The price of crude oil fell significantly on Monday after the president of Iran sent a letter to US President George W. Bush asking that a solution be found to “the current situation in the world”, referring to the dispute over Iran‘s nuclear program. This unusual step led hedge funds to close out some of their speculative long positions, which caused oil prices to soar to record highs last week, according to a report from the Commodity Futures Trading Commission. Despite this latest development, however, the International Energy Agency expects prices to remain high for at least the next two or three years.

The price of West Texas Intermediate crude for June delivery dropped $1.50 to $68.69 per barrel on the New York Mercantile Exchange. June contracts for Brent crude on the International Petroleum Exchange were down $1.46 to $69.44 per barrel.
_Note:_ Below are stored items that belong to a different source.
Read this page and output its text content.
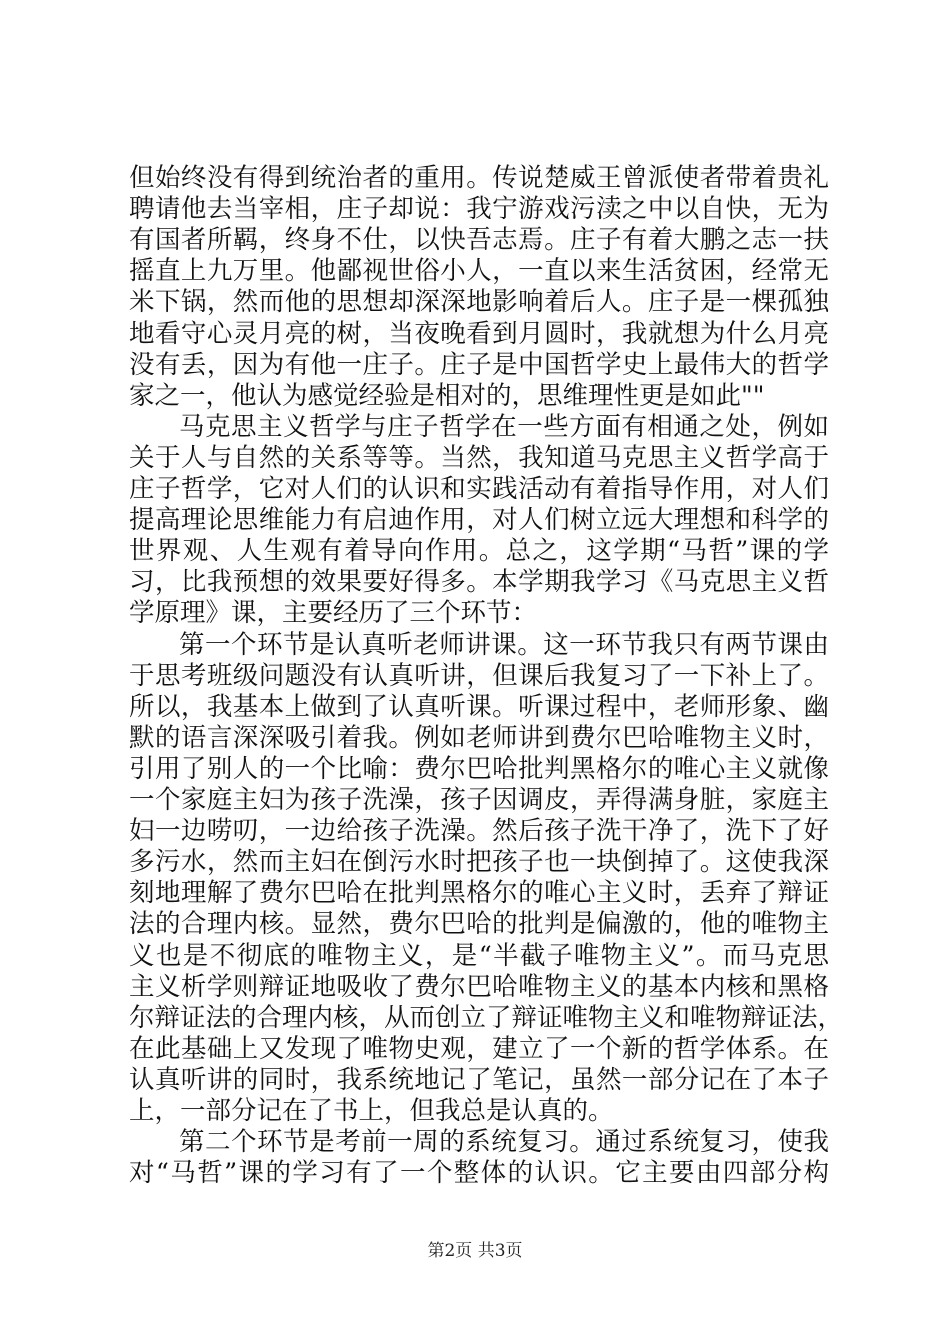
但始终没有得到统治者的重用。传说楚威王曾派使者带着贵礼
聘请他去当宰相，庄子却说：我宁游戏污渎之中以自快，无为
有国者所羁，终身不仕，以快吾志焉。庄子有着大鹏之志一扶
摇直上九万里。他鄙视世俗小人，一直以来生活贫困，经常无
米下锅，然而他的思想却深深地影响着后人。庄子是一棵孤独
地看守心灵月亮的树，当夜晚看到月圆时，我就想为什么月亮
没有丢，因为有他一庄子。庄子是中国哲学史上最伟大的哲学
家之一，他认为感觉经验是相对的，思维理性更是如此""
马克思主义哲学与庄子哲学在一些方面有相通之处，例如
关于人与自然的关系等等。当然，我知道马克思主义哲学高于
庄子哲学，它对人们的认识和实践活动有着指导作用，对人们
提高理论思维能力有启迪作用，对人们树立远大理想和科学的
世界观、人生观有着导向作用。总之，这学期“马哲”课的学
习，比我预想的效果要好得多。本学期我学习《马克思主义哲
学原理》课，主要经历了三个环节：
第一个环节是认真听老师讲课。这一环节我只有两节课由
于思考班级问题没有认真听讲，但课后我复习了一下补上了。
所以，我基本上做到了认真听课。听课过程中，老师形象、幽
默的语言深深吸引着我。例如老师讲到费尔巴哈唯物主义时，
引用了别人的一个比喻：费尔巴哈批判黑格尔的唯心主义就像
一个家庭主妇为孩子洗澡，孩子因调皮，弄得满身脏，家庭主
妇一边唠叨，一边给孩子洗澡。然后孩子洗干净了，洗下了好
多污水，然而主妇在倒污水时把孩子也一块倒掉了。这使我深
刻地理解了费尔巴哈在批判黑格尔的唯心主义时，丢弃了辩证
法的合理内核。显然，费尔巴哈的批判是偏激的，他的唯物主
义也是不彻底的唯物主义，是“半截子唯物主义”。而马克思
主义析学则辩证地吸收了费尔巴哈唯物主义的基本内核和黑格
尔辩证法的合理内核，从而创立了辩证唯物主义和唯物辩证法，
在此基础上又发现了唯物史观，建立了一个新的哲学体系。在
认真听讲的同时，我系统地记了笔记，虽然一部分记在了本子
上，一部分记在了书上，但我总是认真的。
第二个环节是考前一周的系统复习。通过系统复习，使我
对“马哲”课的学习有了一个整体的认识。它主要由四部分构
第2页 共3页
In the precious metals markets, gold was driven up and down, then up again in reaction to the drop in the price of oil as well as in response to current conditions in the currency markets. Gold was as high as $684.70 per troy ounce and as low as $670 per troy ounce before settling in at $676.80 per troy ounce. Silver was down 1.4 percent to $13.75 per troy ounce, while platinum added 0.4 percent to $1,183 per troy ounce after going as high as $1,089 earlier in the day.
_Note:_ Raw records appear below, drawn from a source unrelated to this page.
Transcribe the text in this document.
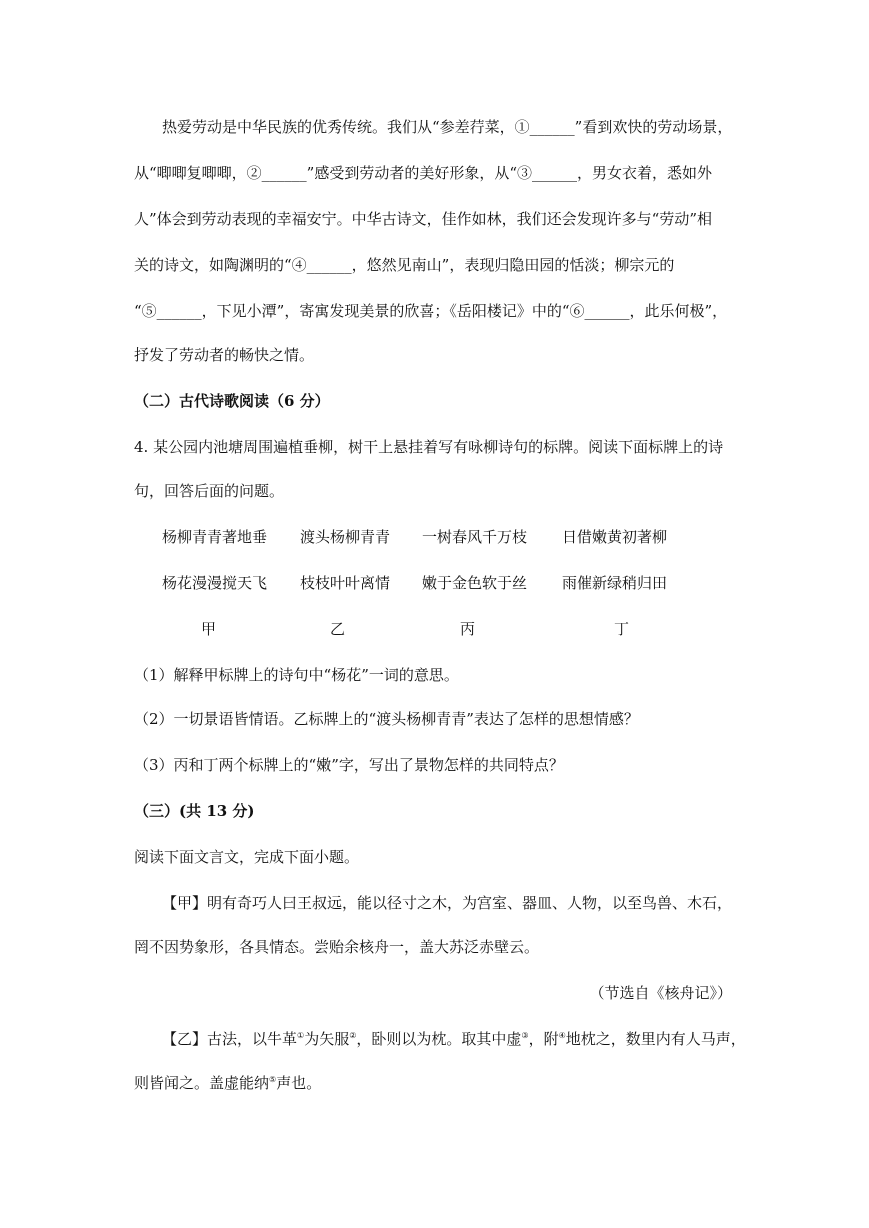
热爱劳动是中华民族的优秀传统。我们从“参差荇菜，①______”看到欢快的劳动场景，
从“唧唧复唧唧，②______”感受到劳动者的美好形象，从“③______，男女衣着，悉如外
人”体会到劳动表现的幸福安宁。中华古诗文，佳作如林，我们还会发现许多与“劳动”相
关的诗文，如陶渊明的“④______，悠然见南山”，表现归隐田园的恬淡；柳宗元的
“⑤______，下见小潭”，寄寓发现美景的欣喜；《岳阳楼记》中的“⑥______，此乐何极”，
抒发了劳动者的畅快之情。
（二）古代诗歌阅读（6 分）
4. 某公园内池塘周围遍植垂柳，树干上悬挂着写有咏柳诗句的标牌。阅读下面标牌上的诗
句，回答后面的问题。
杨柳青青著地垂 渡头杨柳青青 一树春风千万枝 日借嫩黄初著柳
杨花漫漫搅天飞 枝枝叶叶离情 嫩于金色软于丝 雨催新绿稍归田
甲	乙	丙	丁
（1）解释甲标牌上的诗句中“杨花”一词的意思。
（2）一切景语皆情语。乙标牌上的“渡头杨柳青青”表达了怎样的思想情感？
（3）丙和丁两个标牌上的“嫩”字，写出了景物怎样的共同特点？
（三）(共 13 分)
阅读下面文言文，完成下面小题。
【甲】明有奇巧人曰王叔远，能以径寸之木，为宫室、器皿、人物，以至鸟兽、木石，
罔不因势象形，各具情态。尝贻余核舟一，盖大苏泛赤壁云。
（节选自《核舟记》）
【乙】古法，以牛革①为矢服②，卧则以为枕。取其中虚③，附④地枕之，数里内有人马声，
则皆闻之。盖虚能纳⑤声也。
In base metals, copper dropped 0.2 percent to $7,640 per tonne on an increase of 1,800 tonnes in London Metal Exchange inventories. Supply concerns were also eased by the news that a strike at the Lomas Bayas mine in Chile had been called off. Nickel was slightly lower at $19,450 per tonne and zinc dropped 1.7 percent to $3,390 per tonne. Both copper and zinc had hit new record highs on Friday.